City wählt bereits Rodris Nachfolger: Vier Namen auf der Liste
Während Barcelona nicht vom spanischen Mittelfeldspieler ablässt, hat Manchester City laut BBC Sport vier Kandidaten für seine Position ausgewählt. Darunter sind auch zwei Argentinier.
Während Barcelona nicht vom spanischen Mittelfeldspieler ablässt, hat Manchester City laut BBC Sport vier Kandidaten für seine Position ausgewählt. Darunter sind auch zwei Argentinier.
Manchester City hat laut BBC Sport vier potenzielle Nachfolger für Rodri, den Gewinner des Goldenen Balls, dessen Zukunft im Etihad ungewiss ist, ausgewählt. Dem spanischen Mittelfeldspieler bleibt nur noch ein Jahr Vertrag, und Barcelona arbeitet intensiv an seiner Verpflichtung.
Laut Informationen von Goal.com hat Manchester City Barcelonas zweites Angebot für Rodri in Höhe von rund 65 Millionen Euro abgelehnt. Zuvor wurde auch das erste Angebot von etwa 45 Millionen Euro abgelehnt. Sky Sports deutet an, dass weitere fünf Millionen Euro die Situation verändern und die Haltung des englischen Klubs aufweichen könnten.

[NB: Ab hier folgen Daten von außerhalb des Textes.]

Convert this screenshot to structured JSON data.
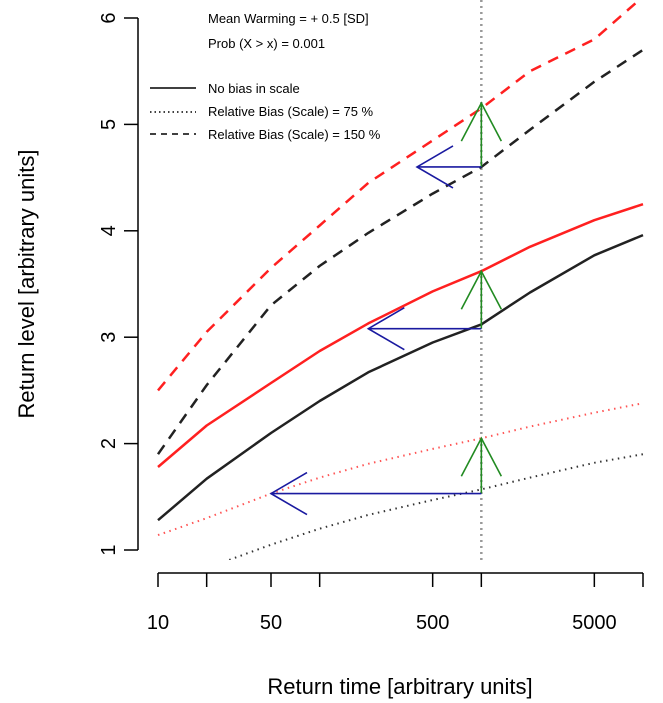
{
  "chart_data": {
    "type": "line",
    "xlabel": "Return time [arbitrary units]",
    "ylabel": "Return level [arbitrary units]",
    "x_scale": "log",
    "xlim": [
      10,
      10000
    ],
    "ylim": [
      1,
      6
    ],
    "x_tick_values": [
      10,
      20,
      50,
      100,
      500,
      1000,
      5000,
      10000
    ],
    "x_tick_labels": [
      "10",
      "",
      "50",
      "",
      "500",
      "",
      "5000",
      ""
    ],
    "y_ticks": [
      1,
      2,
      3,
      4,
      5,
      6
    ],
    "y_tick_labels": [
      "1",
      "2",
      "3",
      "4",
      "5",
      "6"
    ],
    "annotations": [
      "Mean Warming = + 0.5 [SD]",
      "Prob (X > x) = 0.001"
    ],
    "legend": [
      {
        "label": "No bias in scale",
        "style": "solid"
      },
      {
        "label": "Relative Bias (Scale) = 75 %",
        "style": "dotted"
      },
      {
        "label": "Relative Bias (Scale) = 150 %",
        "style": "dashed"
      }
    ],
    "reference_line": {
      "x": 1000,
      "style": "dotted",
      "color": "#999999"
    },
    "series": [
      {
        "bias": "none",
        "climate": "baseline",
        "color": "#222222",
        "style": "solid",
        "x": [
          10,
          20,
          50,
          100,
          200,
          500,
          1000,
          2000,
          5000,
          10000
        ],
        "y": [
          1.28,
          1.67,
          2.1,
          2.4,
          2.67,
          2.95,
          3.12,
          3.42,
          3.77,
          3.96
        ]
      },
      {
        "bias": "none",
        "climate": "warming",
        "color": "#ff2020",
        "style": "solid",
        "x": [
          10,
          20,
          50,
          100,
          200,
          500,
          1000,
          2000,
          5000,
          10000
        ],
        "y": [
          1.78,
          2.17,
          2.57,
          2.87,
          3.13,
          3.43,
          3.62,
          3.85,
          4.1,
          4.25
        ]
      },
      {
        "bias": "75 %",
        "climate": "baseline",
        "color": "#333333",
        "style": "dotted",
        "x": [
          20,
          50,
          100,
          200,
          500,
          1000,
          2000,
          5000,
          10000
        ],
        "y": [
          0.83,
          1.05,
          1.2,
          1.33,
          1.47,
          1.57,
          1.68,
          1.82,
          1.9
        ]
      },
      {
        "bias": "75 %",
        "climate": "warming",
        "color": "#ff5555",
        "style": "dotted",
        "x": [
          10,
          20,
          50,
          100,
          200,
          500,
          1000,
          2000,
          5000,
          10000
        ],
        "y": [
          1.14,
          1.3,
          1.53,
          1.68,
          1.81,
          1.95,
          2.05,
          2.16,
          2.29,
          2.38
        ]
      },
      {
        "bias": "150 %",
        "climate": "baseline",
        "color": "#222222",
        "style": "dashed",
        "x": [
          10,
          20,
          50,
          100,
          200,
          500,
          1000,
          2000,
          5000,
          10000
        ],
        "y": [
          1.9,
          2.55,
          3.3,
          3.67,
          3.98,
          4.35,
          4.6,
          4.95,
          5.4,
          5.7
        ]
      },
      {
        "bias": "150 %",
        "climate": "warming",
        "color": "#ff2020",
        "style": "dashed",
        "x": [
          10,
          20,
          50,
          100,
          200,
          500,
          1000,
          2000,
          5000,
          10000
        ],
        "y": [
          2.5,
          3.05,
          3.65,
          4.05,
          4.45,
          4.85,
          5.15,
          5.5,
          5.8,
          6.2
        ]
      }
    ],
    "vertical_arrows": [
      {
        "x": 1000,
        "from": 1.53,
        "to": 2.05,
        "color": "#228b22"
      },
      {
        "x": 1000,
        "from": 3.08,
        "to": 3.62,
        "color": "#228b22"
      },
      {
        "x": 1000,
        "from": 4.6,
        "to": 5.2,
        "color": "#228b22"
      }
    ],
    "horizontal_arrows": [
      {
        "y": 1.53,
        "from": 1000,
        "to": 50,
        "color": "#1a1aa0"
      },
      {
        "y": 3.08,
        "from": 1000,
        "to": 200,
        "color": "#1a1aa0"
      },
      {
        "y": 4.6,
        "from": 1000,
        "to": 400,
        "color": "#1a1aa0"
      }
    ]
  }
}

Die Zeitung Sport hat Informationen von Sky Sports übermittelt, wonach Rodri keinen Abgang erzwingen wird, falls sich die Vereine nicht einigen. Der Spanier soll City mitgeteilt haben, dass er, falls Barcelona die geforderte Summe nicht zahlt, eine weitere Saison in England bleiben und die restlichen 12 Monate seines Vertrags erfüllen wird.
Wie BBC Sport schreibt, hat City vier potenzielle Nachfolger ausgewählt: Ayyoub Bouaddi, Enzo Fernández, Alex Scott und Alexis Mac Allister.
Nach dem Gewinn der Weltmeisterschaft mit Spanien hat Rodri seinen Wert erneut gesteigert, und sein möglicher Abgang würde eine der wichtigsten Positionen in Marescas Team öffnen. Dennoch basiert sein Verhältnis zum Klub auf gegenseitigem Respekt, und er akzeptiert vollkommen, dass er eine weitere Saison bleiben wird, falls keine finanzielle Einigung erzielt wird.
Barcelona bleibt trotz der Informationen von Sky Sports optimistisch. Die finanzielle Kluft besteht weiterhin, aber die Katalanen glauben, dass sie sich genug verringert hat, um eine Einigung zu ermöglichen.